Grass by Sheri S. Tepper

In his head the parrot said, “Let me die.”

“I planned to,” he replied. “This morning.”

He put it off a little. He had planned to die this morning, but it was interesting upon the heights. The grass rippled below like an unending sea, stretching on every side to a limitless horizon. Things moved in the grass. Great beasts with barbed necks paraded on the ridge: Hippae. Torso-sized white crawlers struggled among the grass roots: peepers. Far to the south a line of great grazers moved slowly toward the east. He stared at them all, at the birds moving in clouds across the grasses, at the ripples here and there betokening myste­rious movements by creatures he could not see. He wished there were trees. If there had only been trees…. Still, the warm light shone on him like a benison, like a promise of something good to come.

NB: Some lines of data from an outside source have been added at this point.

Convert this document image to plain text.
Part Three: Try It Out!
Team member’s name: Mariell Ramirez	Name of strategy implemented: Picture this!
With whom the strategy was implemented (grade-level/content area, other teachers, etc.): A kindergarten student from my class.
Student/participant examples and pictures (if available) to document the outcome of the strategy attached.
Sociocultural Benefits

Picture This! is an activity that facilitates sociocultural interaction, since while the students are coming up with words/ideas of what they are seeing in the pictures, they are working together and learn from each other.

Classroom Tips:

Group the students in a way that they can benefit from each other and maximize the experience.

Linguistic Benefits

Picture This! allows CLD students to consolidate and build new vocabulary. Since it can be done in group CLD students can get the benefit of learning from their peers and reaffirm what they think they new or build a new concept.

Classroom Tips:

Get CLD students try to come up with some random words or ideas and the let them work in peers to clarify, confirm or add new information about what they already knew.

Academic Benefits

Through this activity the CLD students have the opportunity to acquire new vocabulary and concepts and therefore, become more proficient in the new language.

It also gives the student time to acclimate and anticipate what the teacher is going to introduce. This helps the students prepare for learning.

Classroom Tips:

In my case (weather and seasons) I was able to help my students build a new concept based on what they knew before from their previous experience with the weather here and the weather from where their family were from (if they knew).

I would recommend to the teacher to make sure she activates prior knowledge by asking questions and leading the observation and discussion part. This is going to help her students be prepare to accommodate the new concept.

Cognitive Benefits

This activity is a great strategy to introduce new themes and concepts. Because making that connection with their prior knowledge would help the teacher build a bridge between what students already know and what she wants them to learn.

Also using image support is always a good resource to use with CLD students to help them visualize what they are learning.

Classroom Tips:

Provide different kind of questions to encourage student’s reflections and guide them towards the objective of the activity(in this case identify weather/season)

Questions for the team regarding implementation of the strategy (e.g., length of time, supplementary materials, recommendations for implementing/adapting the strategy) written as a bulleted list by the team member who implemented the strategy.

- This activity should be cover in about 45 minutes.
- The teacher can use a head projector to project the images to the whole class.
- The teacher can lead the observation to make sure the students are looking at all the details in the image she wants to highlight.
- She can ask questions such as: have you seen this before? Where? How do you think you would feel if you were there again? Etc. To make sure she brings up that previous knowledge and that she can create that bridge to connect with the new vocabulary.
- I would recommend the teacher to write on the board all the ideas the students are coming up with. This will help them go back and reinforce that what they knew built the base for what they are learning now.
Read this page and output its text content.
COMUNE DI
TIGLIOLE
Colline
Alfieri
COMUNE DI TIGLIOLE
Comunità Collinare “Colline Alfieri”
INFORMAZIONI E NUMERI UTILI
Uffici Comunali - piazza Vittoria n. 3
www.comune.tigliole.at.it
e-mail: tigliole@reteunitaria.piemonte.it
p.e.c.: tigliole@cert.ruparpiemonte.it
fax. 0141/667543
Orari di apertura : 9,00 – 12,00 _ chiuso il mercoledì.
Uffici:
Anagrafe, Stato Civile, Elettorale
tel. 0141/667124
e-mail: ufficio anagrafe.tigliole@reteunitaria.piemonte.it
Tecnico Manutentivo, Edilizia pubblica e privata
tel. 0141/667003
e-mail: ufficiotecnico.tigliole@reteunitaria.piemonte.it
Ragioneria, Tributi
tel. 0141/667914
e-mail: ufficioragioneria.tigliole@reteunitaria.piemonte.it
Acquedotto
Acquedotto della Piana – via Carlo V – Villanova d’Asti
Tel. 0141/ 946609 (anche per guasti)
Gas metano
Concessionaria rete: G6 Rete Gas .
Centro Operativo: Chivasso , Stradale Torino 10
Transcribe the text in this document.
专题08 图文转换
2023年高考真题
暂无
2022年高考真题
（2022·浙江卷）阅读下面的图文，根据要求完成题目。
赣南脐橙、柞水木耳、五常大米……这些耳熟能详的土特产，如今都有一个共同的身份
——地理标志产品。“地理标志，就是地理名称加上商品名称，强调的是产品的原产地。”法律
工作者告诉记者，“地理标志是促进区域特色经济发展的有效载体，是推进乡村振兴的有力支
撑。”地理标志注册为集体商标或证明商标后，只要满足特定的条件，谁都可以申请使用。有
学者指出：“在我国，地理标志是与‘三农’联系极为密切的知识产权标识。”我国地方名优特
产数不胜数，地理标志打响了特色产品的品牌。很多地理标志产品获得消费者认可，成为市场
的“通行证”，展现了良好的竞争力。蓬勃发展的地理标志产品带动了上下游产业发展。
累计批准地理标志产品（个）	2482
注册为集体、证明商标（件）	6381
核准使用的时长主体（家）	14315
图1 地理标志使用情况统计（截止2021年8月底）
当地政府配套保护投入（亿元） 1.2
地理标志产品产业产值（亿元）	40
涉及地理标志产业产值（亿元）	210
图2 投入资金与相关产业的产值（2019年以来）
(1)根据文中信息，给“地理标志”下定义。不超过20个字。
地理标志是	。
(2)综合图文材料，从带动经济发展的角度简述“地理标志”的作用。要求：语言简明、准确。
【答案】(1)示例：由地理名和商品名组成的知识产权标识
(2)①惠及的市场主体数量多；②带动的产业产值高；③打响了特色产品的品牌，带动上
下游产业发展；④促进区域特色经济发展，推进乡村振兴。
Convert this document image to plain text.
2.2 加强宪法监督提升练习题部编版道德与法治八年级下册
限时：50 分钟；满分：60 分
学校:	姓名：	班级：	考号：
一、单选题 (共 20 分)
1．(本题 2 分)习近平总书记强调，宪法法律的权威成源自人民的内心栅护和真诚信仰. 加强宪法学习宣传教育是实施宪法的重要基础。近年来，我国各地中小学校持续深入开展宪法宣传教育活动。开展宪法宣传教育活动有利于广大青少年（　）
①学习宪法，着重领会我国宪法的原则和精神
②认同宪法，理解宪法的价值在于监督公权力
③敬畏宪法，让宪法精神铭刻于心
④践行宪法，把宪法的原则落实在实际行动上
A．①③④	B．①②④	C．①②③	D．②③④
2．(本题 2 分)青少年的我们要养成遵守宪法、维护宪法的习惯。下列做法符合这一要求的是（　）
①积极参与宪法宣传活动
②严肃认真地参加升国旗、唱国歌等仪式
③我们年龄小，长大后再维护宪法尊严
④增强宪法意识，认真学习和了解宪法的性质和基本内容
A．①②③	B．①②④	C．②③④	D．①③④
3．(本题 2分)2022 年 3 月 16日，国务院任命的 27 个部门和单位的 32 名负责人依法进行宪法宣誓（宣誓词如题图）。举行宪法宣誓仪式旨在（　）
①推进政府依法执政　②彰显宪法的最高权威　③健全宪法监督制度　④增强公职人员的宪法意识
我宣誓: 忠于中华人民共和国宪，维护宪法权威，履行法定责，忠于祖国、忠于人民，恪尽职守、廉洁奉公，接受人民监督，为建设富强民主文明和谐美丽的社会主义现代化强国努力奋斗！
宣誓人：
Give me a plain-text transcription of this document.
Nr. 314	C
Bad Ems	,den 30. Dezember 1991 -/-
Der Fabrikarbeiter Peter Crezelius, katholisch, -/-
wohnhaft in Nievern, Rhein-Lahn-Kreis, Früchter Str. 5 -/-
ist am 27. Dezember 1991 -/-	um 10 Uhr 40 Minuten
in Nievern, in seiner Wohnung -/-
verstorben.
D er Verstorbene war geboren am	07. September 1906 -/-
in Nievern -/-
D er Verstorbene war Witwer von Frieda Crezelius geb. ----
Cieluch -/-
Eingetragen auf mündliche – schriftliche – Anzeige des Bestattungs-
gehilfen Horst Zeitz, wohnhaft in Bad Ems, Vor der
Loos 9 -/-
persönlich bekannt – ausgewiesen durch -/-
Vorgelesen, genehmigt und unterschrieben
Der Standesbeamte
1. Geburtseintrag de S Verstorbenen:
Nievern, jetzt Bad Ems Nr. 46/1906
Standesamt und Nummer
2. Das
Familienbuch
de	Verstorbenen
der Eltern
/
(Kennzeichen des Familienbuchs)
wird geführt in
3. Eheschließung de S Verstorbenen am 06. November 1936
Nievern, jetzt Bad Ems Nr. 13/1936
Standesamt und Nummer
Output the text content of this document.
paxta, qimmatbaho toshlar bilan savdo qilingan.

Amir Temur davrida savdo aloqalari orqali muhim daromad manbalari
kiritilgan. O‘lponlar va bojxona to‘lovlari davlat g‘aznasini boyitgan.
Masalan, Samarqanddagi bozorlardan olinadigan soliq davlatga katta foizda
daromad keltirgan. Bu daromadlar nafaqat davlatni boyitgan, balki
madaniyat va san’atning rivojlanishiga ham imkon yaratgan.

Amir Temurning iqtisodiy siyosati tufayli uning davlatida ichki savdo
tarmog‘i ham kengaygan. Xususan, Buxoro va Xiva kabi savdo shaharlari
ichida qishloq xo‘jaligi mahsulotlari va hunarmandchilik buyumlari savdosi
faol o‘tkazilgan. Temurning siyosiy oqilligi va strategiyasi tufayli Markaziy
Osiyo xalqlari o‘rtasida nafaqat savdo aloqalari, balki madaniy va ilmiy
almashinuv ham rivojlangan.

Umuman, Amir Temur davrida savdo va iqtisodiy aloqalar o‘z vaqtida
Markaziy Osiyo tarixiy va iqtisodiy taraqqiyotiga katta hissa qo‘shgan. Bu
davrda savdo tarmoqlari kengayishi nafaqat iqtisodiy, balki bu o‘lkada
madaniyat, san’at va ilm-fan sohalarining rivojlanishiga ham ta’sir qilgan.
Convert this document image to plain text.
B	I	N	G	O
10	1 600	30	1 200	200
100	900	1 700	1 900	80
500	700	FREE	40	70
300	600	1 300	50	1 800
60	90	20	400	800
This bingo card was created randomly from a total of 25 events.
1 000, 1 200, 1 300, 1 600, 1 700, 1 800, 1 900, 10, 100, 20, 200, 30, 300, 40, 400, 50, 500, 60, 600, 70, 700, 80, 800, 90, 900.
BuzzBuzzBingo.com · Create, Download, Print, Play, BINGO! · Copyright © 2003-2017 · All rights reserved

By the time the sun rose, he was hungry enough to climb down and go to breakfast.

He was interrupted twice while he ate.

Once by Highbones, who strolled down the long line of tables to hiss at him, “Nobody makes a fool out of me and gets away with it, Lourai. Watch your back, because I’m coming to get you.”

Once by a man who called himself Ropeknots, accompanied by two others who seemed to be watching Ropeknots more than they watched Rillibee. Ropeknots had an angry, frustrated look as he said, “Topclinger got hisself killed last night, peeper. Some of us was his friends and we figure you must’ve knocked him off his perch tryin’ to get down.”

“I went up,” Rillibee explained, not looking at Ropeknots—who was livid with resentment and obviously unable to listen—but at the other two. “I hid in the fog and then when everyone went past, I came down the same ladder again. I didn’t knock anybody off anything, and by your own rules I’m not a peeper anymore.”

The calmer two of the delegation exchanged glances. Ropeknots growled, “I was guarding the door. You didn’t get past me. You killed Topclinger, then you got down somewhere else.”

“I went down through the same door. There was no guard there,” Rillibee said, tired of it all. “There was no one there at all.”

“I was there,” the other claimed with an ugly flush on his face and a sidelong glare at his companions. “Highbones told me to stay there and guard the door and I did.”

He turned and went away, leaving Rillibee staring after. After a moment, his two companions followed him. Rillibee wondered if the lie had been as patent to them as it was to him. The man had been told to keep watch, but he had left his post. Afterward, he had denied it. The denial suited Highbones’ purpose, too, for it served to throw suspicion for Topclinger’s death upon Rillibee. If anyone had killed Topclinger, it had been Highbones himself.

So, a faithless guard and a treacherous pack leader. Fine enemies to have. Rillibee sighed, wishing he had thrown himself off the spur when he’d had the chance last night. Or jumped off at dawn, as he’d planned to do.

He was considering climbing back up the tower for that purpose when he was interrupted again. This time it was half a dozen young Brothers who rubbed his head and laughed and said he had done a good job of losing them and named him Willy Climb on the spot because he’d climbed better than any other peeper of their genera­tion. They loved him because he had confounded Highbones, whom they disliked, and because he had amused them. He became one of them in that instant, a leader of them, with several promising to watch his back for him and protect him from Ropeknots because everyone knew he was a shit and from Highbones, too, who yelled at other people for breaking the rules but always broke them himself.

Their easy friendship was enough to make Rillibee stop thinking about dying for a while. In the company of these newfound compan­ions he climbed to the heights each evening in the dusk hours to sit on a brace and chant his own name while the others played tag across the bridges. He was aware of no distractions except the great night moths that blundered into him with their squishy bodies and the peepers that raised their hymns from the grass roots. Each sun­down he ceased being Brother Lourai and became Rillibee Chime once again. As night came down he sat in cloudy silence, remem­bering his people and his place, and chanted, over and over again, Rillibee Chime, Songbird Chime, Joshua Chime, Miriam Chime. When his friends called him Willy Climb, he answered to that name, too. He was Willy Climb among the pack and ruck, becoming, so he thought to himself, multiple. Rillibee, Lourai, Willy. As though he had been folded and trimmed, like paper dolls, a chain of him ex­tending from the planet of his birth to these cloud-wrapped steeples, where he would die, pretty soon, when he grew bored and depressed once more.